Poder religioso e múltiplas mediações comunicacionais

Microfone Condensador

Nas eleições de 2022, Nikolas Ferreira, de 26 anos, foi o deputado federal mais votado do país, somando quase 1,5 milhão de votos. Antes foi vereador de Belo Horizonte pelo Partido Liberal (PL) e se define como um jovem cristão e conservador. Ferreira ganhou projeção nas redes sociais aproveitando-se de polêmicas, discursos de ódio, transfobia e disseminação de pânicos morais[1], assim como a existência de uma “ideologia de gênero” a ameaçar a “família tradicional”[2]. Outro apoiador de Bolsonaro, o pastor e cantor evangélico André Valadão, da Igreja Batista da Lagoinha, também se destacou nas redes sociais nas eleições, incluindo a disseminação da informação falsa de que o Tribunal Superior Eleitoral o havia intimado a se retratar sobre falas contra Lula e o Partido dos Trabalhadores (PT)[3].

O leigo e o pastor fazem parte de um grande contingente de lideranças da extrema direita que vêm se projetando nas redes sociais nos últimos anos, aproveitando-se do modo de funcionamento e dos modelos de negócios das grandes plataformas digitais, cujos algoritmos valorizam conteúdos extremistas, sensacionalistas e informações falsas que geram mais cliques e, portanto, mais lucros para essas empresas.

A influência das “notícias falsas”[4] nas eleições, em especial desde 2018, têm canalizado esforços de políticos, acadêmicos e da sociedade civil para ações de regulação dos procedimentos das grandes plataformas digitais que interferem nos conteúdos que circulam em suas redes. O debate em torno do PL 2630, conhecido como PL das Fake News, mas que tem o objetivo mais amplo de instituir a Lei Brasileira da Liberdade, Responsabilidade e Transparência da Internet[5] é um debate, extremamente relevante.

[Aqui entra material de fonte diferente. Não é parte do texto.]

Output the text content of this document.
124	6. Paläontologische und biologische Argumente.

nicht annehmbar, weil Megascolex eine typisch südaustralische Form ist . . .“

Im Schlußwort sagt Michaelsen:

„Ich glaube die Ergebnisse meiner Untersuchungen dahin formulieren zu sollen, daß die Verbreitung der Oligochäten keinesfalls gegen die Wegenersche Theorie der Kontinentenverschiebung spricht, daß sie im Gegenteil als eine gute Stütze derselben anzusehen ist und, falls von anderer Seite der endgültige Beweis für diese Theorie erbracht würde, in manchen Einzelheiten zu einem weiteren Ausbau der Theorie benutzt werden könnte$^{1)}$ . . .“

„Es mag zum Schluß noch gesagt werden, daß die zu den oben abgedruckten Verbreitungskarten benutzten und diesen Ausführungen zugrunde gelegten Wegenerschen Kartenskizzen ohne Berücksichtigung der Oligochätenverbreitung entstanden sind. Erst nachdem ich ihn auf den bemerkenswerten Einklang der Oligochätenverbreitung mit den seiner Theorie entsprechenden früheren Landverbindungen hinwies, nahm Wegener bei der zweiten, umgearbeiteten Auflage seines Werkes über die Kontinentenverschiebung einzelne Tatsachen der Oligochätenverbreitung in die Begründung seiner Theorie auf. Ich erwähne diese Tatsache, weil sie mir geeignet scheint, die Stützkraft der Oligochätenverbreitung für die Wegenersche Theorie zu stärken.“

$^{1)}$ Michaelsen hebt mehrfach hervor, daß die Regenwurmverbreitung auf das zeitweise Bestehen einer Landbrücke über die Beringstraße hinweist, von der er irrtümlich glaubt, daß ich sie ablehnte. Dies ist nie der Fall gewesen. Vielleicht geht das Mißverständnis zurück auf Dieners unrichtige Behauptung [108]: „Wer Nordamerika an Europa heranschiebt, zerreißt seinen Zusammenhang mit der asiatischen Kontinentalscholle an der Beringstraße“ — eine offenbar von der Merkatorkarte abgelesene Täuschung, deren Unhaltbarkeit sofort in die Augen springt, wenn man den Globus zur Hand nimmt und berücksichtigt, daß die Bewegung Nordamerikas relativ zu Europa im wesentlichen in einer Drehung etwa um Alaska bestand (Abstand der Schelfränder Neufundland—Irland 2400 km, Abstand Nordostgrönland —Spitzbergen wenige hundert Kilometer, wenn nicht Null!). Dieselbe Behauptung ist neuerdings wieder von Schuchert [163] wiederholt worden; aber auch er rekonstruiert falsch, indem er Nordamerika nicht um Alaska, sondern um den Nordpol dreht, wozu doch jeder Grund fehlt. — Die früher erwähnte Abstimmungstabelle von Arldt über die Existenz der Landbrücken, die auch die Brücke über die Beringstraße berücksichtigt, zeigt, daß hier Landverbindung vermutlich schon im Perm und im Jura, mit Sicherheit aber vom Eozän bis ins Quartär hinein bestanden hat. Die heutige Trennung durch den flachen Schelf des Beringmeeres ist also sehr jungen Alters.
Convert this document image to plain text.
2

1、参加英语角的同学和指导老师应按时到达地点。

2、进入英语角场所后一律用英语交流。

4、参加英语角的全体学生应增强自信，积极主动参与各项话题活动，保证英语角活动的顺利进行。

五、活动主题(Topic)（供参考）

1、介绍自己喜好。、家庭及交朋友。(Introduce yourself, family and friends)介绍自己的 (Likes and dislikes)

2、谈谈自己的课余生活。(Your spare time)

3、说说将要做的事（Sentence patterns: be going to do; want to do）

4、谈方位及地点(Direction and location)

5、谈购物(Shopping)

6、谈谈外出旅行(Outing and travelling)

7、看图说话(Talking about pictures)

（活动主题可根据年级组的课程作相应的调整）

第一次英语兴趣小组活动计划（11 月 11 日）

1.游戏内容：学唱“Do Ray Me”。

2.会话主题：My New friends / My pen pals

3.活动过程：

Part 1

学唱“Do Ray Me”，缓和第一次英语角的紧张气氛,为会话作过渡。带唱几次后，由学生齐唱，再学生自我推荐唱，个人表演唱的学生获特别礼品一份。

No entanto, têm deixado de lado, no entanto, análises sobre o sistema de mídia de forma mais ampla e sobre as múltiplas mediações comunicacionais que estruturam o debate público e a influência religiosa em um país de dimensões continentais como o Brasil.

Concentração da mídia e poder religioso

Em uma perspectiva comparada, o Brasil, diferente de outros países da América Latina, possui uma mídia religiosa - católica e evangélica – consolidada há muitos anos e com grande poder político e econômico. O Monitoramento da Propriedade da Mídia (MOM-Brasil)[6] mostra que nove dos 50 veículos de maior audiência no país (considerando TV, rádio, mídia impressa e mídia digital) estão nas mãos de igrejas e lideranças religiosas. Entre elas, o bispo Edir Macedo, da Igreja Universal do Reino de Deus, é dono do Grupo Record, e os apóstolos Estevam e Sônia Hernandes, da Igreja Renascer em Cristo, são donos da Rede Gospel de TV. Entre as mídias católicas, aparecem a Rede Vida de TV, do Instituto Brasileiro de Comunicação Cristã, e a Rede Católica de Rádio, uma associação de sete redes de rádio, entre elas a Rede Aparecida e a Canção Nova.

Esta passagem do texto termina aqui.